Shortly after the dinosaurs did not dodge a comet or three, there was a time when computers did not live in your pocket. We went blissfully from home, to work, to the gym, and back again without consulting our non-existent portable electronic devices. Safe in the knowledge that we were not that important and nobody would lose an eye while we were temporarily incommunicado. Then, low and behold, somebody invented the telephone answering machine. You could be at home, but without really being at home! The answering machine was the first manifestation of the social media “like.” The minute I walked through the door of my studio apartment in the Annex, the first thing I did was check the message indicator on my answering machine. The readout showed the number of people who had tried to reach me while I was at my step class. It flashed brilliantly with my popularity. You could even remove the cassette tape that held the messages, instead of recording over it, if there was a message you wanted to keep in perpetuity. Or at least until cassette tapes become obsolete.
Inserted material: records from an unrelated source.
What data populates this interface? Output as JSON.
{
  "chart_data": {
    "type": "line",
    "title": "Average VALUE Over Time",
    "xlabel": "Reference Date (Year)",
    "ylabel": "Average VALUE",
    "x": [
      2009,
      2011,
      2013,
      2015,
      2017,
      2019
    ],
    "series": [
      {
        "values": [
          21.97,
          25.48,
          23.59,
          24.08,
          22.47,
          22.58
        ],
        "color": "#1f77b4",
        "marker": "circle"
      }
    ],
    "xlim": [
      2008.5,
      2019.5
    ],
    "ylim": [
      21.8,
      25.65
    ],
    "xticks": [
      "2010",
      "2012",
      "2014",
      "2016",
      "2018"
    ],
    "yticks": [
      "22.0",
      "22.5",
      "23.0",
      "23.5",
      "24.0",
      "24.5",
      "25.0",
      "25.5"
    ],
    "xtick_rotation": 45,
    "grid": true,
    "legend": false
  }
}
In contrast, the answering feature of my current phone begrudgingly holds a maximum of four messages, and kicks them to the curb after seven days. There’s probably some setting I can adjust to change this, but I can’t be bothered. Nobody phones anyone anymore anyhow except for people pretending to be tax collectors or people who want to give me a free cruise. Phones are for typing, not phoning.
But I digress. Once upon a time, I was an accessory after the fact to the Y2K crisis. I didn’t write any programs, but I installed them and fed them and taught people how to use them so they could become dependent on them. As strange as it might seem, as recently as the waning years of the last century, many businesses were a little hazy about what went on in their datacenters. In 1991, I helped a major Canadian bank figure out how much it cost to process transactions via their automated teller machines. Note that ATMs had been in limited use since 1969, and were widely available by the mid-seventies. In other words, for twenty years, give or take, the banking industry was blissfully ignorant of how much it cost to operate its front-line banking technology or even exactly which moving parts were involved. Go figure.
Fast forward to the late 1990s. Suddenly, it occurred to someone that maybe computers weren’t as smart as we thought. Maybe computers are only as smart as humans. Maybe, even, only as smart as the dumbest humans involved in their upkeep. The kind of humans that think all programs should work in perpetuity even when the code is ancient enough to think 2001 is science fiction. At which point, a flurry of Y2K retrofitting, mitigation, and contingency planning was unleashed. As was a torrent of money, which paved a solid gold brick road for companies like the one I worked for. We didn’t know if ATMs would stop dispensing money, or nuclear power plants would implode, or planes would fall out of the sky. But we were going to make a killing trying to make sure nothing would happen.
On the night the world might stand still, I was at a New Year’s Eve dinner party at my friend Jan’s apartment. But we could not party like it was 1999. Most of us were on call in case our customers’ computers imploded, although I am not quite sure what I could have done. Perhaps make sandwiches from the Spam in the stockpile of Y2K provisions. However, as we all know, the 20th century ended not with a bang but with the whimpering of the Fortune 500 companies that had poured billions into averting disaster, and were not quite sure whether there had been a disaster in the first place. We went out on the balcony while the clocked ticked towards midnight, and watched as fireworks burst and glittered over Lake Ontario, and when the noise died down, there was nary a peep nor beep from anyone’s pager. So we broke out the bubbly, but with less enthusiasm than Prince would’ve liked. The gravy train had finally dried up, just like the run on Spam. Nothing to see here.